Será que podemos ditar e eleger regras para o nosso destino numa era de desvalorização de futuro? Ou talvez, o mistério quântico possa entre as fronteiras de um tempo responder indagações sobre o nosso destino? Cada vez mais somos arrastados pela mídia para estarmos sempre conectados e ativados no mundo virtual. Nesse propósito, será que as possibilidades metafísicas que nós temos estão sendo interligadas e programadas para assistir apenas o que a mídia oferece?
Em tempos de indelicadezas percebemos que o destino vive propagando fake news. Quem se lembra da frase do Willy Wonka, do filme A Fantástica Fábrica de Chocolates — Onde mora o sentimento no cérebro ou no coração?

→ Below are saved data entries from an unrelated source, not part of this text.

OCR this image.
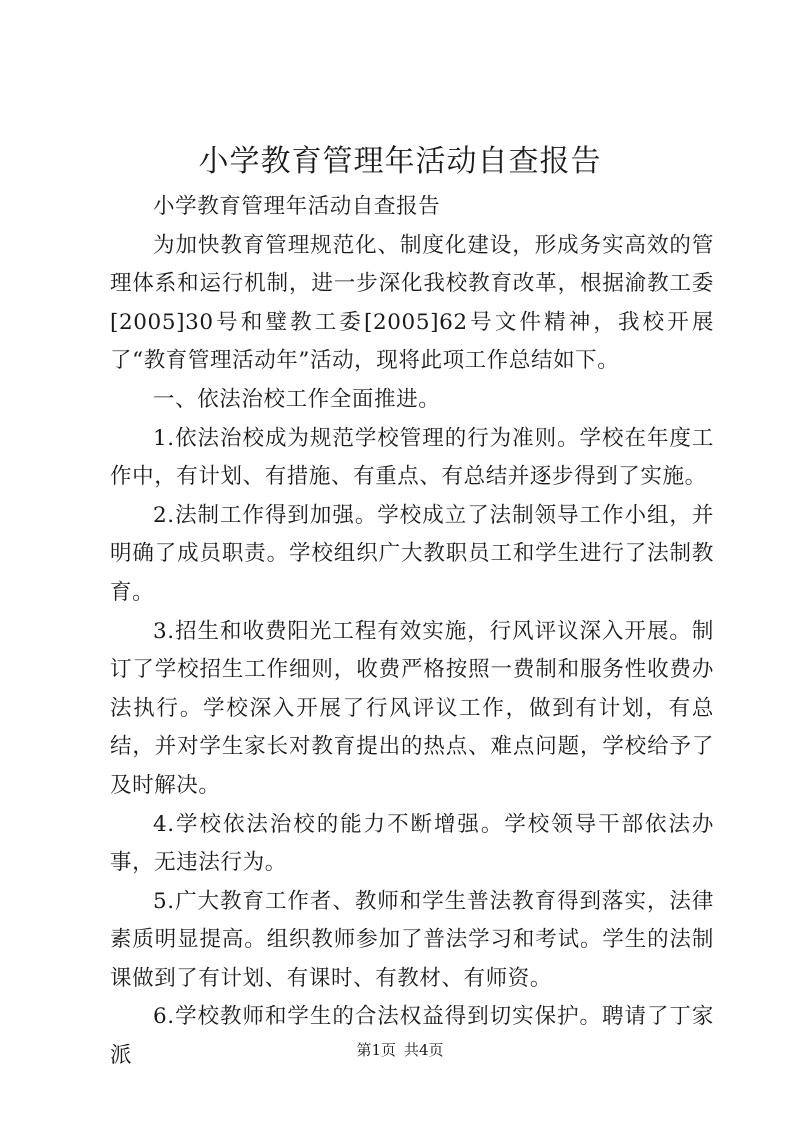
小学教育管理年活动自查报告

小学教育管理年活动自查报告

为加快教育管理规范化、制度化建设，形成务实高效的管理体系和运行机制，进一步深化我校教育改革，根据渝教工委[2005]30号和璧教工委[2005]62号文件精神，我校开展了“教育管理活动年”活动，现将此项工作总结如下。

一、依法治校工作全面推进。

1.依法治校成为规范学校管理的行为准则。学校在年度工作中，有计划、有措施、有重点、有总结并逐步得到了实施。

2.法制工作得到加强。学校成立了法制领导工作小组，并明确了成员职责。学校组织广大教职员工和学生进行了法制教育。

3.招生和收费阳光工程有效实施，行风评议深入开展。制订了学校招生工作细则，收费严格按照一费制和服务性收费办法执行。学校深入开展了行风评议工作，做到有计划，有总结，并对学生家长对教育提出的热点、难点问题，学校给予了及时解决。

4.学校依法治校的能力不断增强。学校领导干部依法办事，无违法行为。

5.广大教育工作者、教师和学生普法教育得到落实，法律素质明显提高。组织教师参加了普法学习和考试。学生的法制课做到了有计划、有课时、有教材、有师资。

6.学校教师和学生的合法权益得到切实保护。聘请了丁家派	第1页 共4页
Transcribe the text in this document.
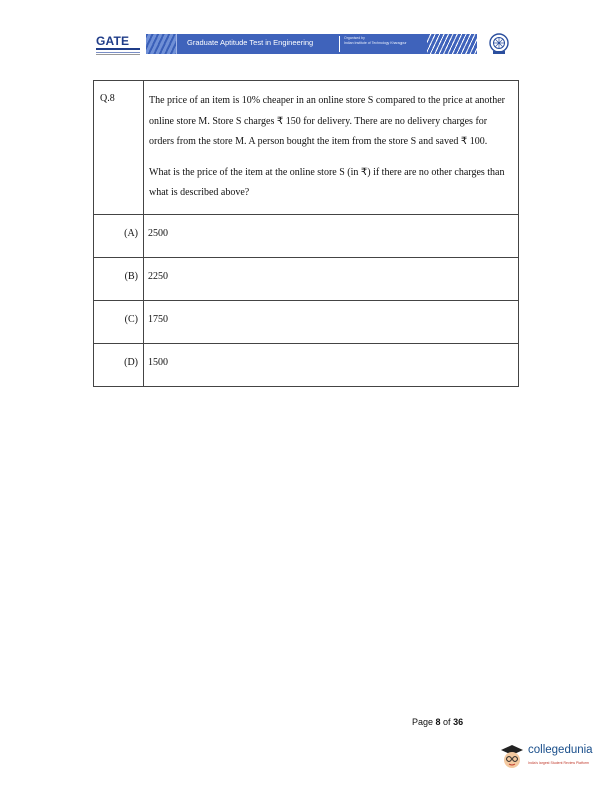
GATE	Graduate Aptitude Test in Engineering	Organised by
Indian Institute of Technology Kharagpur
Q.8	The price of an item is 10% cheaper in an online store S compared to the price at another online store M. Store S charges ₹ 150 for delivery. There are no delivery charges for orders from the store M. A person bought the item from the store S and saved ₹ 100.

What is the price of the item at the online store S (in ₹) if there are no other charges than what is described above?

(A)	2500
(B)	2250
(C)	1750
(D)	1500
Page 8 of 36
collegedunia
India's largest Student Review Platform
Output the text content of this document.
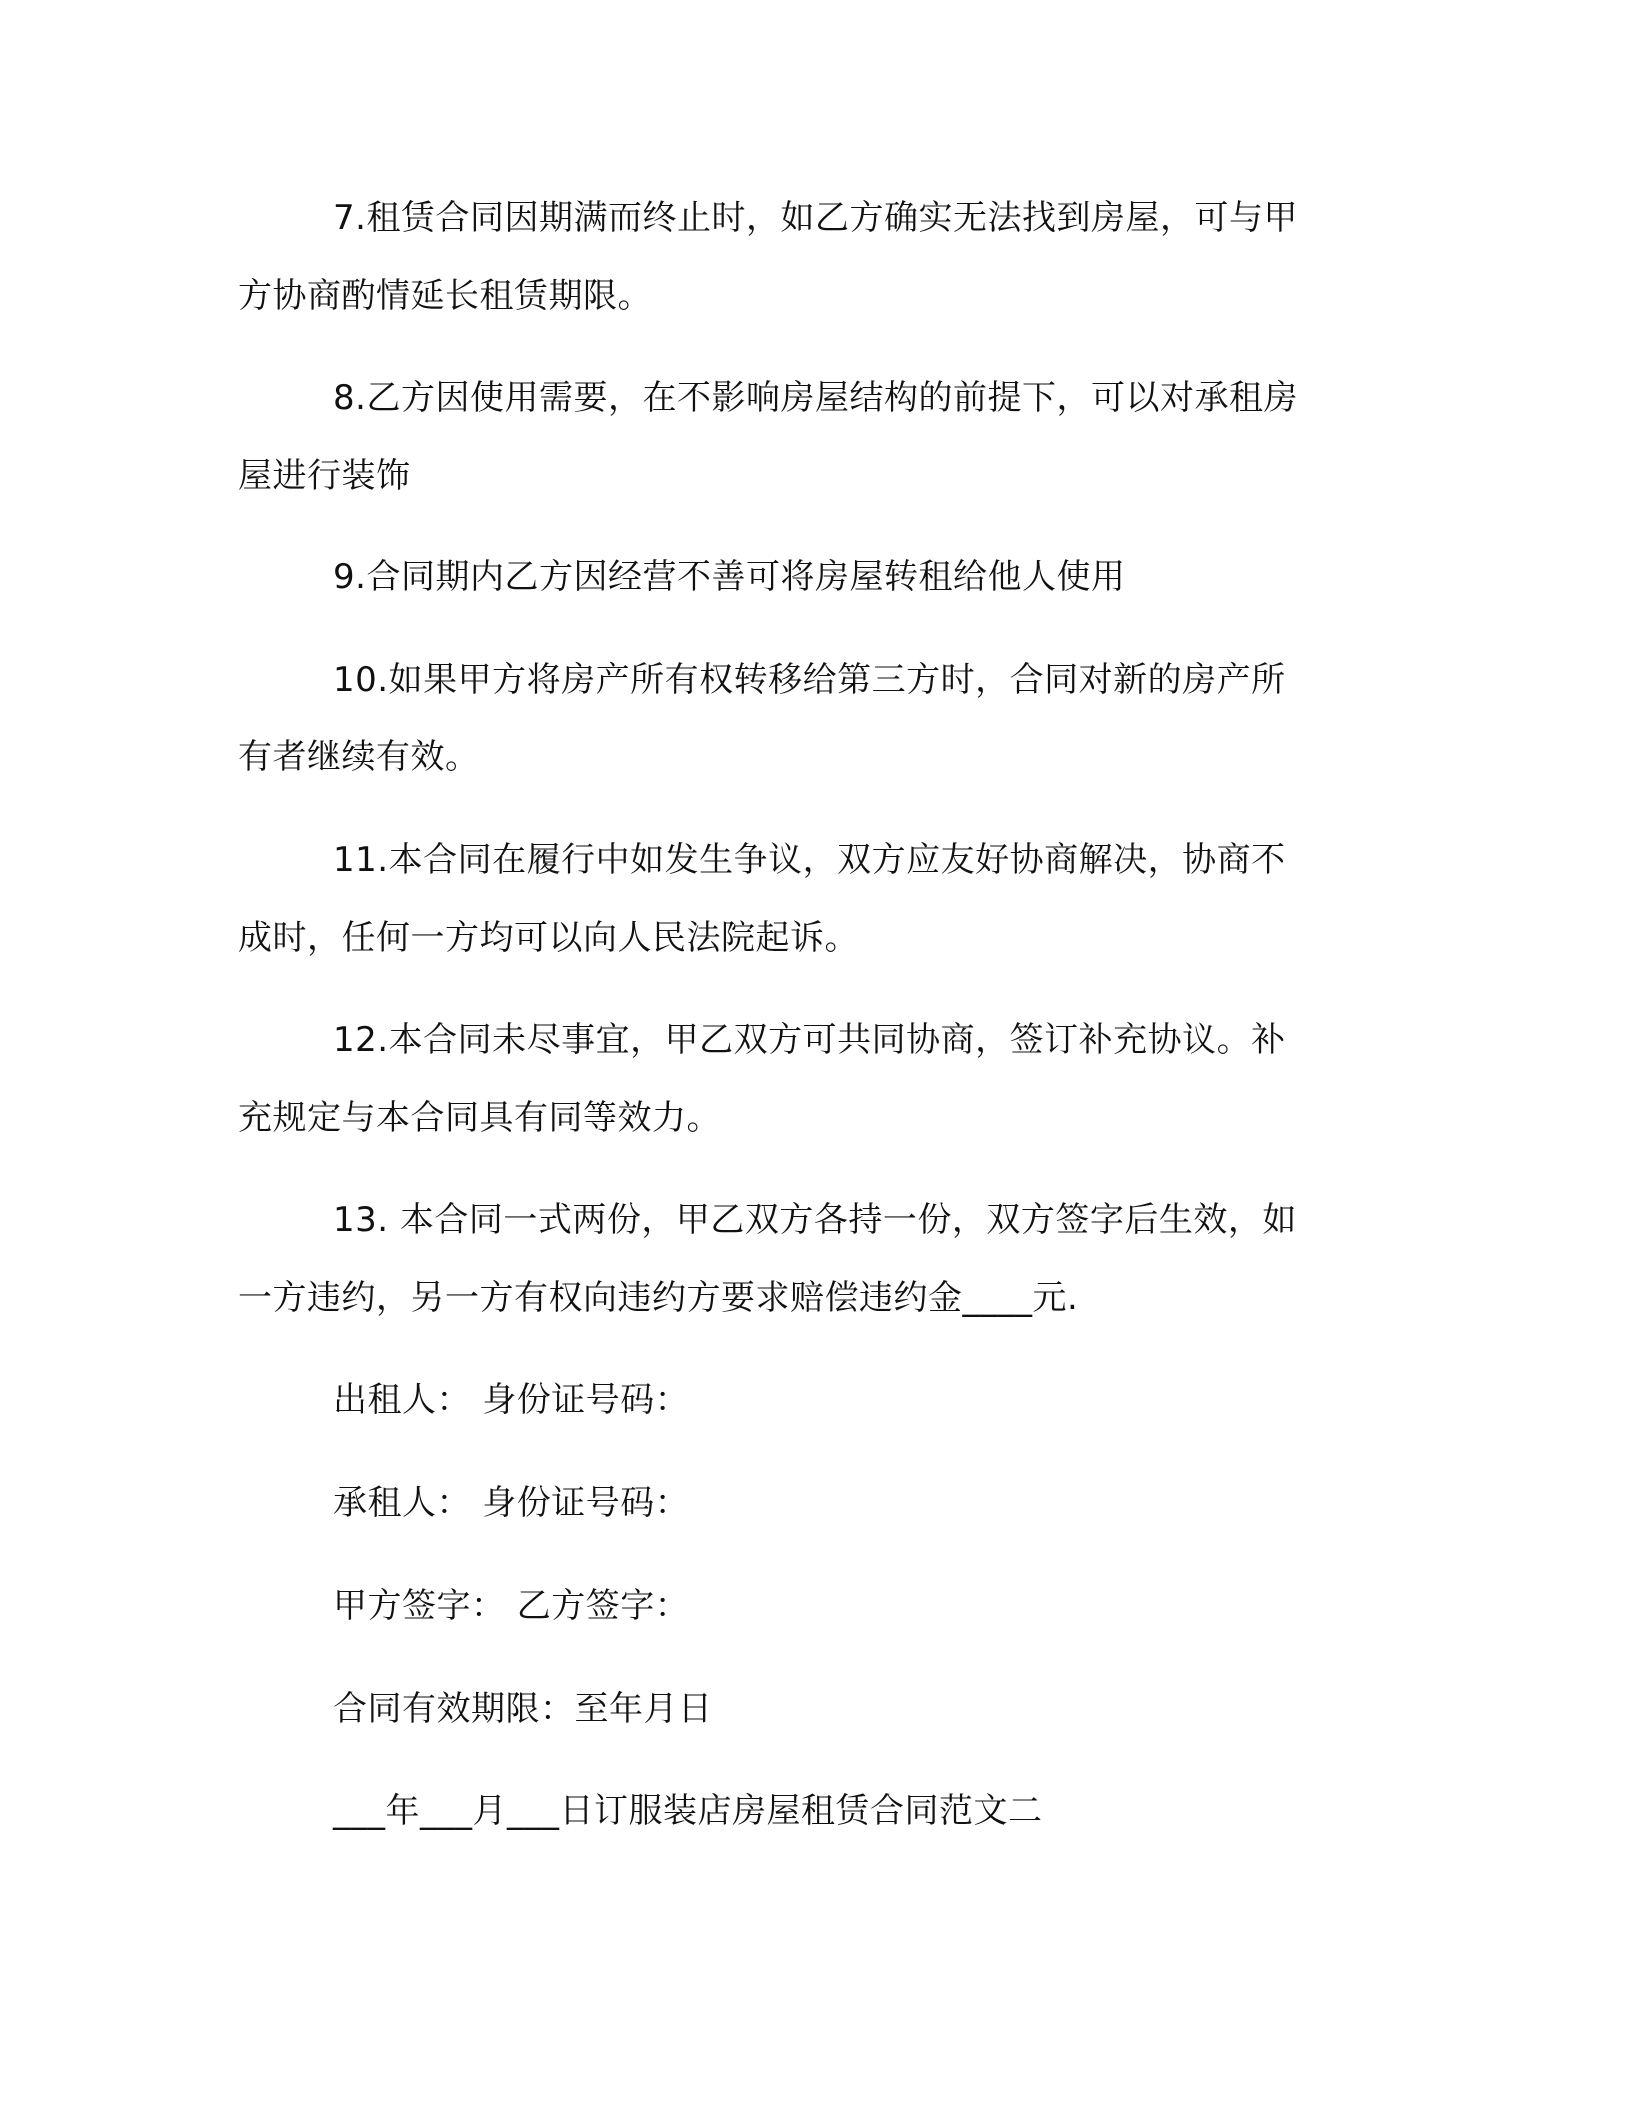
7.租赁合同因期满而终止时，如乙方确实无法找到房屋，可与甲
方协商酌情延长租赁期限。
8.乙方因使用需要，在不影响房屋结构的前提下，可以对承租房
屋进行装饰
9.合同期内乙方因经营不善可将房屋转租给他人使用
10.如果甲方将房产所有权转移给第三方时，合同对新的房产所
有者继续有效。
11.本合同在履行中如发生争议，双方应友好协商解决，协商不
成时，任何一方均可以向人民法院起诉。
12.本合同未尽事宜，甲乙双方可共同协商，签订补充协议。补
充规定与本合同具有同等效力。
13. 本合同一式两份，甲乙双方各持一份，双方签字后生效，如
一方违约，另一方有权向违约方要求赔偿违约金____元.
出租人： 身份证号码：
承租人： 身份证号码：
甲方签字： 乙方签字：
合同有效期限：至年月日
___年___月___日订服装店房屋租赁合同范文二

Nossas experiências deixam marcas que matam algumas vontades e com isso deixamos “alguém” conduzir e controlar nosso destino, mas, será que o destino existe? Para o cientista John-Dylan Haynes o destino existe. “Nossa mente consciente acredita que somos livres para escolher entre diferentes opções, mesmo quando o cérebro já decidiu o que vai acontecer”, diz Haynes.
Ainda assim, o referido cientista diz que precisa de muitas pesquisas neste ramo. Devemos salientar desde que nascemos o destino já está aposto. O que fazemos na vida são escolhas que nem sempre convém. Em tempo de falta de alacridade as fronteiras entre o passado, o presente e o futuro se sobrepõem provocando “decoerência” (termo da física quântica). A dinâmica da vida nos surpreende e por isso, muitas vezes embarcamos na onda do destino.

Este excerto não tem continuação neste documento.